The COVID-19 is a worldwide pandemic of coronavirus disease 2019 caused by severe acute respiratory syndrome coronavirus 2 (SARS-CoV-2). In Nigeria, the first confirmed case in was announced on 27 February 2020, when an Italian citizen in Lagos tested positive for the virus. As case continue to increase, the federal government of Nigeria responded on March 30, 2020 by restricting movements of persons for two weeks in the country’s capital Abuja, as well as in Lagos and Ogun States, among other things. Different states followed immediately and invoked the provisions of the Quarantine Act to restrict movements of person, while ramping up efforts in contact tracing, testing and isolation, and case management. According Nigeria Center for Disease Control (NCDC), there are 45,687 cases with 12,114 active cases, 32,637 recoveries and 936 deaths as at August 7, 2020.
Governments at different levels have implemented public health policies to contain the virus including; restriction on movement, social gathering, closing down of public institutions and government offices etc. The NCDC have been issuing out public health guidelines to contain the spread of the virus such as regular hand washing with soap and water, avoiding crowded areas, observing respiratory hygiene, use of face mask amongst others. These strategies have been implemented and observed globally. Even though these strategies might have shown a significant impact on the spread of the virus in Nigeria, but the economic consequences of lock-down have forced the government to relax some of these policies especially the restriction of movement.
The pandemic has put an enormous pressure on the already weak health system of the country exposing the system to imminent collapse should the number of cases increase beyond its capacity. To address this, most of the states have resorted to home isolation of stable cases to create more hospital beds in case of increased severe cases.
As part of the containment and mitigation strategy, the NCDC have done incredibly well in terms of public health safety guidelines and supporting hospitals and healthcare workers through trainings. However, NCDC and governments at all levels seem to have placed greater emphasis on secondary and tertiary hospitals completely neglecting primary healthcare facilities and PHC workers.
To put this in a proper perspective, a team of volunteers at Rural Health Mission Nigeria carried out an on-the-spot assessment of over 100 PHC facilities in Gombe state. After collecting and analyzing the data, it was discovered that over 90% of the PHC workers has not been trained on infection prevention and control of COVID-19, most of the PHC facilities have not received any form of support including consumables or training to help prevent the spread of the virus at the community level. We also observed that the PHC workers have very little knowledge about the virus. It’s important to note that PHC system forms the baseline of any healthcare system in the world, it’s the first contact for any patient in the community before proceeding to secondary or a tertiary facility. Based on this, the PHC workers are considered to be our first line of defense in terms of infection prevention and control. Therefore, neglecting this level of care must come with some consequences, in other words, the collapse of this level of care could lead to the collapse of the entire health system meanwhile strengthening this system means developing a resilient health system. In fact you cannot achieve universal health coverage without an effective primary healthcare system.

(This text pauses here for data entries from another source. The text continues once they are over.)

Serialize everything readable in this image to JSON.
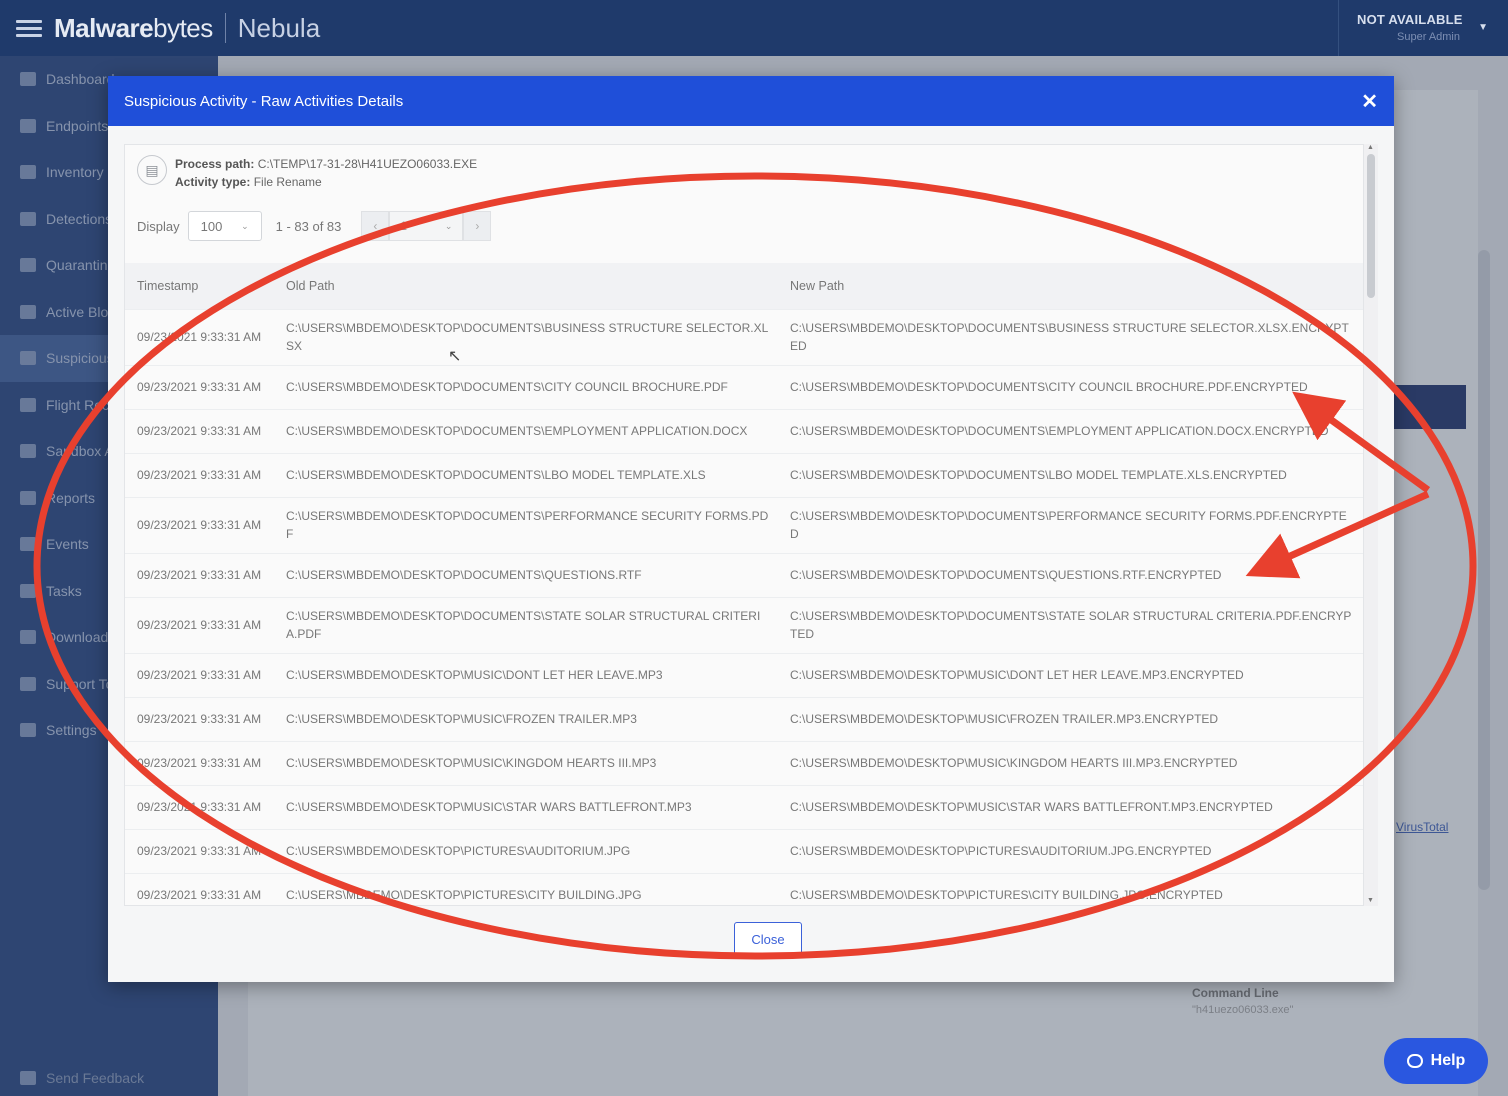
{
  "header": {
    "logo_bold": "Malware",
    "logo_light": "bytes",
    "product": "Nebula",
    "account_name": "NOT AVAILABLE",
    "account_role": "Super Admin"
  },
  "sidebar": {
    "items": [
      {
        "label": "Dashboard",
        "icon": "chart-icon"
      },
      {
        "label": "Endpoints",
        "icon": "monitor-icon"
      },
      {
        "label": "Inventory",
        "icon": "tag-icon"
      },
      {
        "label": "Detections",
        "icon": "bug-icon"
      },
      {
        "label": "Quarantine",
        "icon": "shield-icon"
      },
      {
        "label": "Active Blocks",
        "icon": "arrows-icon"
      },
      {
        "label": "Suspicious Activity",
        "icon": "user-icon"
      },
      {
        "label": "Flight Recorder",
        "icon": "plane-icon"
      },
      {
        "label": "Sandbox Analysis",
        "icon": "bug-icon"
      },
      {
        "label": "Reports",
        "icon": "document-icon"
      },
      {
        "label": "Events",
        "icon": "history-icon"
      },
      {
        "label": "Tasks",
        "icon": "list-icon"
      },
      {
        "label": "Downloads",
        "icon": "download-icon"
      },
      {
        "label": "Support Tools",
        "icon": "chat-icon"
      },
      {
        "label": "Settings",
        "icon": "wrench-icon"
      }
    ],
    "feedback": "Send Feedback"
  },
  "background": {
    "virustotal_link": "VirusTotal",
    "command_line_label": "Command Line",
    "command_line_value": "\"h41uezo06033.exe\""
  },
  "help_label": "Help",
  "modal": {
    "title": "Suspicious Activity - Raw Activities Details",
    "process_path_label": "Process path:",
    "process_path": "C:\\TEMP\\17-31-28\\H41UEZO06033.EXE",
    "activity_type_label": "Activity type:",
    "activity_type": "File Rename",
    "display_label": "Display",
    "display_value": "100",
    "range_text": "1 - 83 of 83",
    "current_page": "1",
    "columns": {
      "timestamp": "Timestamp",
      "old_path": "Old Path",
      "new_path": "New Path"
    },
    "rows": [
      {
        "ts": "09/23/2021 9:33:31 AM",
        "old": "C:\\USERS\\MBDEMO\\DESKTOP\\DOCUMENTS\\BUSINESS STRUCTURE SELECTOR.XLSX",
        "new": "C:\\USERS\\MBDEMO\\DESKTOP\\DOCUMENTS\\BUSINESS STRUCTURE SELECTOR.XLSX.ENCRYPTED"
      },
      {
        "ts": "09/23/2021 9:33:31 AM",
        "old": "C:\\USERS\\MBDEMO\\DESKTOP\\DOCUMENTS\\CITY COUNCIL BROCHURE.PDF",
        "new": "C:\\USERS\\MBDEMO\\DESKTOP\\DOCUMENTS\\CITY COUNCIL BROCHURE.PDF.ENCRYPTED"
      },
      {
        "ts": "09/23/2021 9:33:31 AM",
        "old": "C:\\USERS\\MBDEMO\\DESKTOP\\DOCUMENTS\\EMPLOYMENT APPLICATION.DOCX",
        "new": "C:\\USERS\\MBDEMO\\DESKTOP\\DOCUMENTS\\EMPLOYMENT APPLICATION.DOCX.ENCRYPTED"
      },
      {
        "ts": "09/23/2021 9:33:31 AM",
        "old": "C:\\USERS\\MBDEMO\\DESKTOP\\DOCUMENTS\\LBO MODEL TEMPLATE.XLS",
        "new": "C:\\USERS\\MBDEMO\\DESKTOP\\DOCUMENTS\\LBO MODEL TEMPLATE.XLS.ENCRYPTED"
      },
      {
        "ts": "09/23/2021 9:33:31 AM",
        "old": "C:\\USERS\\MBDEMO\\DESKTOP\\DOCUMENTS\\PERFORMANCE SECURITY FORMS.PDF",
        "new": "C:\\USERS\\MBDEMO\\DESKTOP\\DOCUMENTS\\PERFORMANCE SECURITY FORMS.PDF.ENCRYPTED"
      },
      {
        "ts": "09/23/2021 9:33:31 AM",
        "old": "C:\\USERS\\MBDEMO\\DESKTOP\\DOCUMENTS\\QUESTIONS.RTF",
        "new": "C:\\USERS\\MBDEMO\\DESKTOP\\DOCUMENTS\\QUESTIONS.RTF.ENCRYPTED"
      },
      {
        "ts": "09/23/2021 9:33:31 AM",
        "old": "C:\\USERS\\MBDEMO\\DESKTOP\\DOCUMENTS\\STATE SOLAR STRUCTURAL CRITERIA.PDF",
        "new": "C:\\USERS\\MBDEMO\\DESKTOP\\DOCUMENTS\\STATE SOLAR STRUCTURAL CRITERIA.PDF.ENCRYPTED"
      },
      {
        "ts": "09/23/2021 9:33:31 AM",
        "old": "C:\\USERS\\MBDEMO\\DESKTOP\\MUSIC\\DONT LET HER LEAVE.MP3",
        "new": "C:\\USERS\\MBDEMO\\DESKTOP\\MUSIC\\DONT LET HER LEAVE.MP3.ENCRYPTED"
      },
      {
        "ts": "09/23/2021 9:33:31 AM",
        "old": "C:\\USERS\\MBDEMO\\DESKTOP\\MUSIC\\FROZEN TRAILER.MP3",
        "new": "C:\\USERS\\MBDEMO\\DESKTOP\\MUSIC\\FROZEN TRAILER.MP3.ENCRYPTED"
      },
      {
        "ts": "09/23/2021 9:33:31 AM",
        "old": "C:\\USERS\\MBDEMO\\DESKTOP\\MUSIC\\KINGDOM HEARTS III.MP3",
        "new": "C:\\USERS\\MBDEMO\\DESKTOP\\MUSIC\\KINGDOM HEARTS III.MP3.ENCRYPTED"
      },
      {
        "ts": "09/23/2021 9:33:31 AM",
        "old": "C:\\USERS\\MBDEMO\\DESKTOP\\MUSIC\\STAR WARS BATTLEFRONT.MP3",
        "new": "C:\\USERS\\MBDEMO\\DESKTOP\\MUSIC\\STAR WARS BATTLEFRONT.MP3.ENCRYPTED"
      },
      {
        "ts": "09/23/2021 9:33:31 AM",
        "old": "C:\\USERS\\MBDEMO\\DESKTOP\\PICTURES\\AUDITORIUM.JPG",
        "new": "C:\\USERS\\MBDEMO\\DESKTOP\\PICTURES\\AUDITORIUM.JPG.ENCRYPTED"
      },
      {
        "ts": "09/23/2021 9:33:31 AM",
        "old": "C:\\USERS\\MBDEMO\\DESKTOP\\PICTURES\\CITY BUILDING.JPG",
        "new": "C:\\USERS\\MBDEMO\\DESKTOP\\PICTURES\\CITY BUILDING.JPG.ENCRYPTED"
      }
    ],
    "close_label": "Close"
  },
  "colors": {
    "topbar": "#1f3a6b",
    "sidebar": "#22407a",
    "modal_header": "#1f4fd9",
    "annotation_red": "#e8402e"
  }
}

It was against this report that Rural Health Mission Nigeria (a nonprofit organization based in Gombe) designed the COVID-19 Response Project which focuses on strengthening the response capacity of primary healthcare system. The project aims to train PHC workers on infection prevention and control, support PHC facilities with hand hygiene equipment and consumables and also support the community with information materials on COVID-19. With support from the US Embassy Abuja through the Public Affairs Section grant, the organization trained 114 PHC workers across all PHC facilities and supported 114 PHC facilities with hand hygiene equipment in Gombe state. At the community level, over 100,000 covid-19 information flyers translated in local language (hausa) were distributed reaching over 100 communities.
I addition to this, the organization also launched a complete online training package for infection prevention and control for primary healthcare workers to technically improve their capacity.
This intervention came at the time that covid-19 cases at the community level was on the increase where Gombe state records an average of 15 cases per day in the month of May according to NCDC data. In June, a significant decrease in cases was observed since this intervention with about 60% reduction of cases averaging 4 cases per day.